Cuando el voto se reduce a un “me gusta” automático después de un TikTok viral, ¿qué queda de la deliberación democrática? ¿Qué sentido tiene hablar de ciudadanía si dejamos que sea una interfaz la que decida por nosotros?

Ecuador: el laboratorio perfecto

En la última elección lo vimos clarito. Teníamos por primera vez la opción de contrastar propuestas con una IA avanzada como @Grok. Pero ganó quien supo usar mejor la emoción. Ganó la campaña más efectiva en redes, no la más rigurosa. Se impuso la estética sobre el contenido. Y eso debe preocuparnos.

Porque en medio de memes, jingles y videos virales, quedó claro que no basta con tener acceso a la información. Si no sabemos interpretarla, contrastarla y ponerla en contexto, entonces seguimos tan vulnerables como antes… solo que ahora con WiFi y la ilusión de saberlo todo.

¿Estamos preparados para decidir en medio de tanta manipulación digital? ¿O ya estamos entregando nuestras decisiones a los algoritmos sin siquiera darnos cuenta?

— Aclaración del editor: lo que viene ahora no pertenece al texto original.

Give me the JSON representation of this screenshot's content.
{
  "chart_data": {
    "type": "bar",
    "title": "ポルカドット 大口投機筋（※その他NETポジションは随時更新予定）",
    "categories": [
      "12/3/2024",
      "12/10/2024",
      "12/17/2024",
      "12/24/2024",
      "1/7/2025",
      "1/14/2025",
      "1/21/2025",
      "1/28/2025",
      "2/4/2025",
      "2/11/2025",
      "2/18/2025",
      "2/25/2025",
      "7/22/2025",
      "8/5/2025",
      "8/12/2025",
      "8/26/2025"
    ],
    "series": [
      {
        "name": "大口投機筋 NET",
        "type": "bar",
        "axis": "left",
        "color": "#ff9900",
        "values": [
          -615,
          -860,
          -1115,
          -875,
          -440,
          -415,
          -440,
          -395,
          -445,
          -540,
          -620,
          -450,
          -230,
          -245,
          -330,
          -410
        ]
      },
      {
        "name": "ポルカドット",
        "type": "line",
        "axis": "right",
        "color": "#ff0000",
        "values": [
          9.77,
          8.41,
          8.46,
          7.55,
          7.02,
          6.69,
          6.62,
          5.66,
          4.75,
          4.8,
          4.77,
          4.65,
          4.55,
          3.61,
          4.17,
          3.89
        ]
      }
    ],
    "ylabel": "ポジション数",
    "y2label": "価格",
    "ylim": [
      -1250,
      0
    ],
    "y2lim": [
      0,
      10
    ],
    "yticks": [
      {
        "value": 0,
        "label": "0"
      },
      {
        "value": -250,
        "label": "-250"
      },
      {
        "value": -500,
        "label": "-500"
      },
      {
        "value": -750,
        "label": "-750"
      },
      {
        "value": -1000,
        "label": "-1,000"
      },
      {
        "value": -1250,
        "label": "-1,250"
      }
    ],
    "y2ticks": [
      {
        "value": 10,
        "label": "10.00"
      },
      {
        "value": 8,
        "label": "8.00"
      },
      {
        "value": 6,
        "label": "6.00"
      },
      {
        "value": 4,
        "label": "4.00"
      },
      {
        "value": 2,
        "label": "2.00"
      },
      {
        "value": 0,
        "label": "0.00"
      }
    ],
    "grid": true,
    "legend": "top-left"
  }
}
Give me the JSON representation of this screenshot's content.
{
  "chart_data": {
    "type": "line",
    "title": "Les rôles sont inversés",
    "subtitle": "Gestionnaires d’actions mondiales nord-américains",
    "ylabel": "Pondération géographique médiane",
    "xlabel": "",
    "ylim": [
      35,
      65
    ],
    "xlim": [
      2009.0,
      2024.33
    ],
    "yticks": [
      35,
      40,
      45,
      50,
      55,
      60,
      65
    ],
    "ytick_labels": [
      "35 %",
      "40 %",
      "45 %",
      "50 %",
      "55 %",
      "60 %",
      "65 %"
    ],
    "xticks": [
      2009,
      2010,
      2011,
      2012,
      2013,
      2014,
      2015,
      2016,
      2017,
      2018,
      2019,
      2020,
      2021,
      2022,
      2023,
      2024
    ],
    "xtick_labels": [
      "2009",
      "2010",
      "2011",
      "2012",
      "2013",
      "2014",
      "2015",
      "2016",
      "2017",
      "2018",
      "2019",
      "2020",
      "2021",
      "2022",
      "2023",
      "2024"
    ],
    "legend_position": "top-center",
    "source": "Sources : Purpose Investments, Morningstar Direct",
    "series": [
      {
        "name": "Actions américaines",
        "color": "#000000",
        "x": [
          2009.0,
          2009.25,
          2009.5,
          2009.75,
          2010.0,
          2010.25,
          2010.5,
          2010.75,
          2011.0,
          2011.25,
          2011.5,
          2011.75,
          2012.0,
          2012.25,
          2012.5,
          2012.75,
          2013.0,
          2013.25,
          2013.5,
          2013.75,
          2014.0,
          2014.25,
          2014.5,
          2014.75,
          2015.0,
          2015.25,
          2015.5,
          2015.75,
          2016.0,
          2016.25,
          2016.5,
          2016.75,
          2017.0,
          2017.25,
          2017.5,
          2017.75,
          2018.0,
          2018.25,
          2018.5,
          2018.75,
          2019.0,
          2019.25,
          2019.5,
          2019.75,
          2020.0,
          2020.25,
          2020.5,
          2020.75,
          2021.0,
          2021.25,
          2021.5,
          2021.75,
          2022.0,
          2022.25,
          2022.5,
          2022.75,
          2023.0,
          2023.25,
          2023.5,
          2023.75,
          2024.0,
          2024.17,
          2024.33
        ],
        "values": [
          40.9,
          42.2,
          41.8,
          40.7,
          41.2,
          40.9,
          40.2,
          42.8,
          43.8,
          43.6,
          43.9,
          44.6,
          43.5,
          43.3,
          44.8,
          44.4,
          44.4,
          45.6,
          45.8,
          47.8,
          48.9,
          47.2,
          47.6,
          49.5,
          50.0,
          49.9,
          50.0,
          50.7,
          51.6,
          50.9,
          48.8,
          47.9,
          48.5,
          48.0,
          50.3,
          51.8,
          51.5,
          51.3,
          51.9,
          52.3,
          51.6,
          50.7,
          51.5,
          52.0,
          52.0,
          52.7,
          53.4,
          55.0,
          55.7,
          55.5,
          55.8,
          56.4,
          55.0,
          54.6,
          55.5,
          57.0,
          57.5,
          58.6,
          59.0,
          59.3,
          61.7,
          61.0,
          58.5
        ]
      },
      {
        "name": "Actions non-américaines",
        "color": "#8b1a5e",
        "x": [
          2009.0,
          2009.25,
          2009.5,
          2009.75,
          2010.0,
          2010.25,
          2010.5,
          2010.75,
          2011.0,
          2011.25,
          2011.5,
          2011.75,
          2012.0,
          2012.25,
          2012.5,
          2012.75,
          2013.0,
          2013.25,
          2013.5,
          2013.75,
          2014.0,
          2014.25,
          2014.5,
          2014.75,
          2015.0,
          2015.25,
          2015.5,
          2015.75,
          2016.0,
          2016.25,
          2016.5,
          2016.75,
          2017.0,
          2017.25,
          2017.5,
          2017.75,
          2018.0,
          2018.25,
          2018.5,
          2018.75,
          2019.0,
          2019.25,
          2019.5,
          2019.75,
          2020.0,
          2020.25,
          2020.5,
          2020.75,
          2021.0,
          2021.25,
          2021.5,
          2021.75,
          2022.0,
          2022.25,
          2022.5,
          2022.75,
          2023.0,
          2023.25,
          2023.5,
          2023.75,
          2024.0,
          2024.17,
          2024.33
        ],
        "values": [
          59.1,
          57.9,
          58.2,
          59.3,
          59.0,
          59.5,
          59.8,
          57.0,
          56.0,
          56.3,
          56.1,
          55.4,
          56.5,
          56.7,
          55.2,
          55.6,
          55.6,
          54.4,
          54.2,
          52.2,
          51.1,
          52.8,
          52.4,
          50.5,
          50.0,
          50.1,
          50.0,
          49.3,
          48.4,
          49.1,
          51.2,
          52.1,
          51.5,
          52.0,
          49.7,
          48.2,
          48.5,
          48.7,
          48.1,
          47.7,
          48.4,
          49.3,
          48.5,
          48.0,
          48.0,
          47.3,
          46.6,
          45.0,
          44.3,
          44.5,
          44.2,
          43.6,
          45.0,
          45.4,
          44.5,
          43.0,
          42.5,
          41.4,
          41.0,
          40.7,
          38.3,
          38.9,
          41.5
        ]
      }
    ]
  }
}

George Orwell, en 1984 (1949), se imaginó un mundo donde el poder controlaba hasta el pensamiento. Hoy, ese control no viene solo del Estado, sino de las plataformas, de la IA, del algoritmo. No nos obligan a pensar de cierta manera, nos lo sugieren desde una interfaz amigable, desde la comodidad de nuestro feed. Lo más peligroso no es que nos vigilen, sino que aprendamos a amar nuestra vigilancia. Que creamos que decidir sin pensar es libertad.

Y sin embargo, no todo está perdido. La historia demuestra que las sociedades despiertan. Que la organización ciudadana, el pensamiento crítico, la educación popular, el periodismo serio —aunque en peligro de extinción— y la tecnología ética, subordinada a valores humanos, –y no al revés– siguen siendo posibles. Como también escribió Orwell, “si hay esperanza, está en los proles”. En esa gente común que se junta, que se educa, que se organiza y no se deja domesticar.

No soy un experto, pero tengo preguntas legítimas:

 ¿Qué pasará con nuestra democracia si seguimos delegando lo esencial? ¿Estamos conscientes de que cada decisión que delegamos a un algoritmo es una renuncia al criterio propio? ¿Puede existir democracia sin ciudadanos críticos? ¿Puede haber libertad si ya no sabemos como ejercerla?

Sí, la IA es, tal vez, el mayor avance de nuestra era, un cambio civilizatorio que lo transformará todo, al nivel de la invención del fuego. Pero como todo fuego, puede alumbrar… o puede quemar. Depende de a quién se lo entreguemos. Y para qué lo queramos usar.

La pregunta no es si la IA decidirá por nosotros. La pregunta es: ¿Vamos a dejar que lo haga? Porque al final, la respuesta no la tiene @Grok. La tenemos nosotros. Todavía.